La « chilienne » nous a parlé du Chili, vous l’aurez deviné. Pour dire quoi ? Que l’application des idées capitalistes mène à la dictature. Citation: « les idées elles sont belles mais mises en application » [phrase suivie d’un haussement d’épaules, et d’un mouvement des bras].
Ce qu’elle était en train de tenter de nous démontrer par un seul exemple, de multiples fois contredit, que toute théorie ne saurait trouver d’application valide, et conduirait à une dictature.

D’une part son exemple peut être balayé d’un revers de la main car il existe un tas d’autres régimes plus ou moins capitalistes qui ne sont pas des dictatures. Il suffit de démontrer qu’une théorie est fausse une fois pour lui retirer son universalité. Mais cela, l’a-t-elle compris ?

On aurait pu ajouter: le Chili était une dictature où la liberté d’association était interdite.

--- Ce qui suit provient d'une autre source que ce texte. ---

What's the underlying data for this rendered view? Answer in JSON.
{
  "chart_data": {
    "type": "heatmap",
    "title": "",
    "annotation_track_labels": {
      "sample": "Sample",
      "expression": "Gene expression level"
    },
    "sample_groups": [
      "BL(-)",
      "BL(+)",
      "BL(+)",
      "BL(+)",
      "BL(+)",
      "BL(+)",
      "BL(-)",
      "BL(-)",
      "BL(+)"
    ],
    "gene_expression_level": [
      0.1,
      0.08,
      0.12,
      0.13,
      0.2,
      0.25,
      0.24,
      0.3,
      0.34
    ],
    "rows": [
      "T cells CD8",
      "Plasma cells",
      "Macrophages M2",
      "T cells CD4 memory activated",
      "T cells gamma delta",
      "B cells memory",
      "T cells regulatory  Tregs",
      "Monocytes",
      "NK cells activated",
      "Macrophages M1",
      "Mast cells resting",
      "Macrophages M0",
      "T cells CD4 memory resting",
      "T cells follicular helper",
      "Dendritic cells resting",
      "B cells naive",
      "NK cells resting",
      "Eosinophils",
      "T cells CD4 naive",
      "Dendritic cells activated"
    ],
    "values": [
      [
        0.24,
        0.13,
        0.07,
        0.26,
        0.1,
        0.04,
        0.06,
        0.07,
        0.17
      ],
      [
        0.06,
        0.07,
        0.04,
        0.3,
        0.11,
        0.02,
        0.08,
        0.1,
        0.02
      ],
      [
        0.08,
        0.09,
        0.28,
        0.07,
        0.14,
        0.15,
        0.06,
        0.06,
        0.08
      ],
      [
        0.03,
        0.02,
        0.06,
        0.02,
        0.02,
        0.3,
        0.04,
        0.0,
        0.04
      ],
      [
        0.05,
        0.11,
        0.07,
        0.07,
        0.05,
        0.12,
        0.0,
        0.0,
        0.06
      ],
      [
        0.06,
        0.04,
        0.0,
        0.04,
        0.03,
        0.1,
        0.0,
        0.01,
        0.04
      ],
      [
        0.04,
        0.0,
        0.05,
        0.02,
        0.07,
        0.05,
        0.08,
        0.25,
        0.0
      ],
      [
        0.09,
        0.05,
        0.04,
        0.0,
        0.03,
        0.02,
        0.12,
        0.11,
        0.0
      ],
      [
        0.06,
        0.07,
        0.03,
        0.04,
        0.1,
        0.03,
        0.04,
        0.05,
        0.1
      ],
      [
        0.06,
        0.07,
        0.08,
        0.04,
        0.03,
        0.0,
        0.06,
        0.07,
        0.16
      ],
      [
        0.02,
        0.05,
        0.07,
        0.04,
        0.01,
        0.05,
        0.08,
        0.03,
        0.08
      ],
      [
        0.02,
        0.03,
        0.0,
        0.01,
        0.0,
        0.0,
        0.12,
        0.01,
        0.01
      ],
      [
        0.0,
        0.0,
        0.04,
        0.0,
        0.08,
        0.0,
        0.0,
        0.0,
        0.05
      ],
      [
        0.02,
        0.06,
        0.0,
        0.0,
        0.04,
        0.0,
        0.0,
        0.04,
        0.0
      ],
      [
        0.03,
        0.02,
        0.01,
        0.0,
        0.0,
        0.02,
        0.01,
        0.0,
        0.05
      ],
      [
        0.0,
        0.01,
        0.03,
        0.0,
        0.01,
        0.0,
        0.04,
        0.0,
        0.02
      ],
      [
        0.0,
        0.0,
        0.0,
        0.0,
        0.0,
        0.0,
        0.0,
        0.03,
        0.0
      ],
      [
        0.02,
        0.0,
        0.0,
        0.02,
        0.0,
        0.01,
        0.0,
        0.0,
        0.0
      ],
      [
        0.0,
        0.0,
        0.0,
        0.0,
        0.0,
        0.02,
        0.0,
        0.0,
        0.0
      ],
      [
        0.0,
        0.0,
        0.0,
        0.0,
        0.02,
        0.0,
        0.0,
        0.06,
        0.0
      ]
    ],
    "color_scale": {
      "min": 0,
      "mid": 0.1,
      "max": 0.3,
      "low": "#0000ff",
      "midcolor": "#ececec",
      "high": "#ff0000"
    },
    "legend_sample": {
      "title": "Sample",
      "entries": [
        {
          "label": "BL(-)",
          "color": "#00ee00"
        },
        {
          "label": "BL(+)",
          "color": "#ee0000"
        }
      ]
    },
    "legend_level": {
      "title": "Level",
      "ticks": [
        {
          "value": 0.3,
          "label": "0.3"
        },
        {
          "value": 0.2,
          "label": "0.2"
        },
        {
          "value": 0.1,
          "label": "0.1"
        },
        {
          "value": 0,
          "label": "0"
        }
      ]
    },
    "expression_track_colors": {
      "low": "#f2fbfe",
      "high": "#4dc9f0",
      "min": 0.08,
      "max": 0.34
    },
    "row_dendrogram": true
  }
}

Où la liberté d’expression était illusoire. Où les libertés tout court étaient bafouées. Il y a eu des arrestations arbitraires, des exécutions sommaires, des journalistes qui disparaissent, de l’émigration pour fuir tout cela. Et parallèlement à sa dictature politique, le Chili est redevenu une terre de liberté économique relative (et au passage, bien plus riche que ses voisins).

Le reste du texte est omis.